Del Rio had plenty of success generating pressure with delayed additions to the rush with players shooting gaps after the Giants linemen had initially dispersed themselves along the line of scrimmage following the snap. Linebacker Wesley Woodyard, in particular, is adept at joining the rush after a short delay. One of Woodyard’s best pressures came on the play where Manning fired the ball to wide receiver Hakeem Nicks and Nicks dislocated a finger. It means to add a player from elsewhere in the formation without sacrificing coverage, Del Rio is often using a defensive back or linebacker as the fourth rusher on plays and dropping a defensive lineman, often Ayers, into coverage. Del Rio routinely says the best defenses get to opposing quarterbacks using just four rushers much of the time, it’s just that sometimes Del Rio makes it any four players of his choosing from anywhere in the formation.
The Broncos were the best in the league last season in defending third-down conversions -- opponents converted just 30.6 percent of the time on third-down plays -- and after two games the Broncos are among the league leaders.

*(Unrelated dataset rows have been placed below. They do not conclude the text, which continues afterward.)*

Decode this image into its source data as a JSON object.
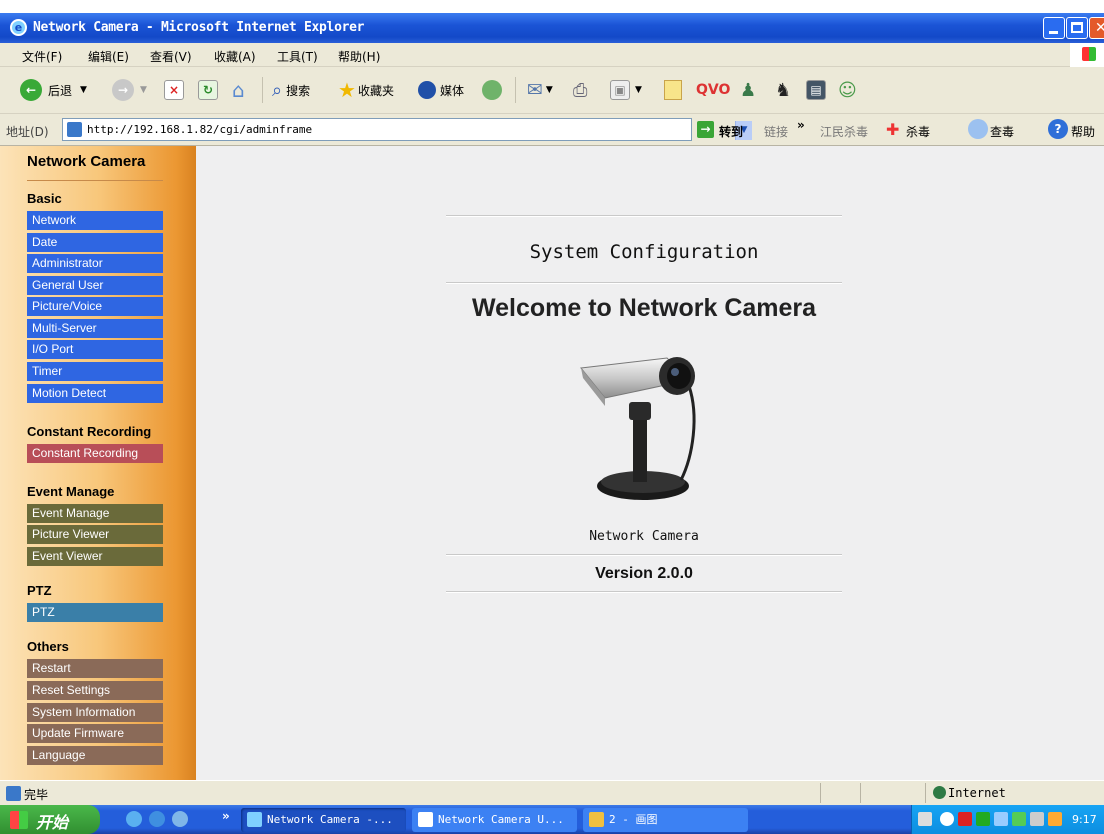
{
  "window": {
    "title": "Network Camera - Microsoft Internet Explorer"
  },
  "menubar": {
    "items": [
      "文件(F)",
      "编辑(E)",
      "查看(V)",
      "收藏(A)",
      "工具(T)",
      "帮助(H)"
    ]
  },
  "toolbar": {
    "back_label": "后退",
    "search_label": "搜索",
    "favorites_label": "收藏夹",
    "media_label": "媒体"
  },
  "addressbar": {
    "label": "地址(D)",
    "url": "http://192.168.1.82/cgi/adminframe",
    "go_label": "转到",
    "links_label": "链接",
    "antivirus_label": "江民杀毒",
    "kill_label": "杀毒",
    "scan_label": "查毒",
    "help_label": "帮助"
  },
  "sidebar": {
    "title": "Network Camera",
    "sections": [
      {
        "heading": "Basic",
        "items": [
          "Network",
          "Date",
          "Administrator",
          "General User",
          "Picture/Voice",
          "Multi-Server",
          "I/O Port",
          "Timer",
          "Motion Detect"
        ]
      },
      {
        "heading": "Constant Recording",
        "items": [
          "Constant Recording"
        ]
      },
      {
        "heading": "Event Manage",
        "items": [
          "Event Manage",
          "Picture Viewer",
          "Event Viewer"
        ]
      },
      {
        "heading": "PTZ",
        "items": [
          "PTZ"
        ]
      },
      {
        "heading": "Others",
        "items": [
          "Restart",
          "Reset Settings",
          "System Information",
          "Update Firmware",
          "Language"
        ]
      }
    ]
  },
  "main": {
    "system_title": "System Configuration",
    "welcome": "Welcome to Network Camera",
    "camera_name": "Network Camera",
    "version": "Version 2.0.0"
  },
  "statusbar": {
    "status": "完毕",
    "zone": "Internet"
  },
  "taskbar": {
    "start_label": "开始",
    "tasks": [
      "Network Camera -...",
      "Network Camera U...",
      "2 - 画图"
    ],
    "clock": "9:17"
  },
  "colors": {
    "nav_basic": "#2f66e2",
    "nav_recording": "#b84e58",
    "nav_event": "#6a6a3a",
    "nav_ptz": "#3a7fa8",
    "nav_others": "#8a6a58"
  }
}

The Broncos have surrendered just nine conversions on 33 third-down plays -- 27.3 percent -- and the Giants didn’t have their first third-down conversion until there were just 20 seconds left in the first half. With their speed at linebacker and in the secondary, when offenses are in longer down-and-distance situations, the Broncos can go to their dime (six defensive backs) as well as a seven-defensive back look and rush players from anywhere in the formation, with players roaming at the snap. It’s hard for offenses to locate everyone and the Broncos have tackled well enough in it to keep teams from sneaking in draws in the run game against the lighter formation.
With an 81-yard punt return touchdown for a score, Trindon Holliday now has five touchdown returns in his 14 career games with the Broncos, a staggering total that includes two in last January’s playoff loss. Holliday, a former NCAA 100-meter champion and eight-time track All American at LSU, has three punt returns for scores and two kickoff returns for scores. And while the league’s history is filled with many with world-class speed who couldn’t carve out a role in the league, what has made the 5-foot-5 Holliday different is his ability to cut at full speed. He also runs with some patience in traffic and can then use his speed when he sees the opening. Or as Holliday puts it: “I’m a football player who ran track, not the other way around. I have always considered myself a football player who is fast.’’
Number of note: The Broncos rushed five players at Manning on just 19.6 percent of the defensive snaps in the game, yet had a sack and an interception when they did.